Figure 3Articular surface area and joint space thickness.
Python v3.7.2 (Python Software Foundation. Python Language Reference, version 3.7.2) was used to process MATLAB data files and to perform statistical analyses and graphical data visualization using the SciPy, StatsModels, and Seaborn packages.
For ROM, articular surface area, and joint space thickness, we compared the means of the calculated parameters between Madelung deformity wrists and healthy wrists. Data normality was determined using the Shapiro-Wilk test. If a variable was normally distributed in both groups, an independent samples t test (variances equal) or Welch t test (variances not equal) was performed. Equality of variances was assessed using the Levene test. If a variable was not normally distributed, the Mann-Whitney U test was performed.
To compare carpal bone kinematics while adjusting for ROM (flexion-extension and radioulnar deviation angles), we developed mixed-effects models for each combination of 3 proximal carpal bones (scaphoid, lunate, and triquetrum), 2 distinct motions (flexion-extension and radioulnar deviation), and 2 outcomes of interest (total translation and total rotation); this resulted in a total of 12 models. As fixed-effects, we entered angle (ROM) and wrist type (healthy or Madelung). In addition, to account for possible size differences between Madelung patients and healthy volunteers, we added wrist size as a fixed effect, defined as the absolute distance between the centroids of capitate and the lunate. Lastly, to optimally fit each model, we added angle2 and angle3 as fixed effects, depending on the outcome curve being quadratic- or cubic-shaped, respectively. Intercepts for different wrists were added as random effects. The P values were obtained by likelihood ratio tests of the full model including wrist type and the model without wrist type. To determine which specific parameters were responsible for an altered total translation or rotation, we performed separate subanalyses for translation over x, y, and z coordinates (Table E1), and for rotation over φ, θ, and ψ angles (Table E2).
Results
Patients with Madelung deformity (n = 5) had a mean age of 23.7 ± 4.9 years; healthy volunteers (n = 9) had a mean age of 28.0 ± 2.6 years. All participants were women. Study characteristics are described in Table 1. Wrists of Madelung deformity patients had a significantly lower maximum angle of flexion (47.9° ± 16.5° versus 72.8° ± 7.2°; P < .05) and radial deviation (12.5° ± 8.5° versus 23.3° ± 5.5°; P < .05) compared with wrists of healthy volunteers (Table 2). No significant differences were found for maximum extension and maximum ulnar deviation.

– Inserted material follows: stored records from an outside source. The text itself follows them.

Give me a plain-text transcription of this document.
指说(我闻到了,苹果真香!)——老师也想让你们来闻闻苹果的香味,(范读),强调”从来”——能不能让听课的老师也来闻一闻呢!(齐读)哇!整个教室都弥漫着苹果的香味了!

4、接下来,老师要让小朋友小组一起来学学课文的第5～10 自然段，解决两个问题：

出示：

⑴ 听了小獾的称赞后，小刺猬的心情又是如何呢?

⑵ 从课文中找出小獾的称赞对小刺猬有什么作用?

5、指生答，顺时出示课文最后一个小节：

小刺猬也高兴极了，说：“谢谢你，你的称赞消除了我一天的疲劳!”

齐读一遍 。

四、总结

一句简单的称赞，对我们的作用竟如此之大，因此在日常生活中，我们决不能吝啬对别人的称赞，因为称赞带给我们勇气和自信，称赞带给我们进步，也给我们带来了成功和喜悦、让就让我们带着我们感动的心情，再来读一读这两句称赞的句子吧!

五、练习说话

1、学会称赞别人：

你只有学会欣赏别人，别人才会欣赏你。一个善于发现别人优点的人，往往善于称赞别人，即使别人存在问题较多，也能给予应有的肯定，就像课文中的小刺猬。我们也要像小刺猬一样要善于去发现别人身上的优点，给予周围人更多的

During flexion-extension motion (Table 3), a significantly decreased rotation was seen in both the lunate bone (difference, –4.6°; 95% confidence interval [95% CI], –7.1 to –2.2; P < .05) and the triquetrum bone (difference, –4.8°; 95% CI, –6.7 to –3.0; P < .05) for Madelung deformity wrists. Carpal kinematics during radioulnar deviation (Table 4) showed significant decreases in lunate bone translation (difference, –0.7 mm; 95% CI, –1.0 to –0.4; P < .05), >triquetrum bone translation (difference, –0.6 mm; 95% CI, –0.9 to –0.3; P < .05), and triquetrum bone rotation (difference, –1.9; 95% CI, –3.7 to –0.1; P < .05). There were no significant differences found for scaphoid bone translation and rotation during flexion-extension motion or radioulnar deviation.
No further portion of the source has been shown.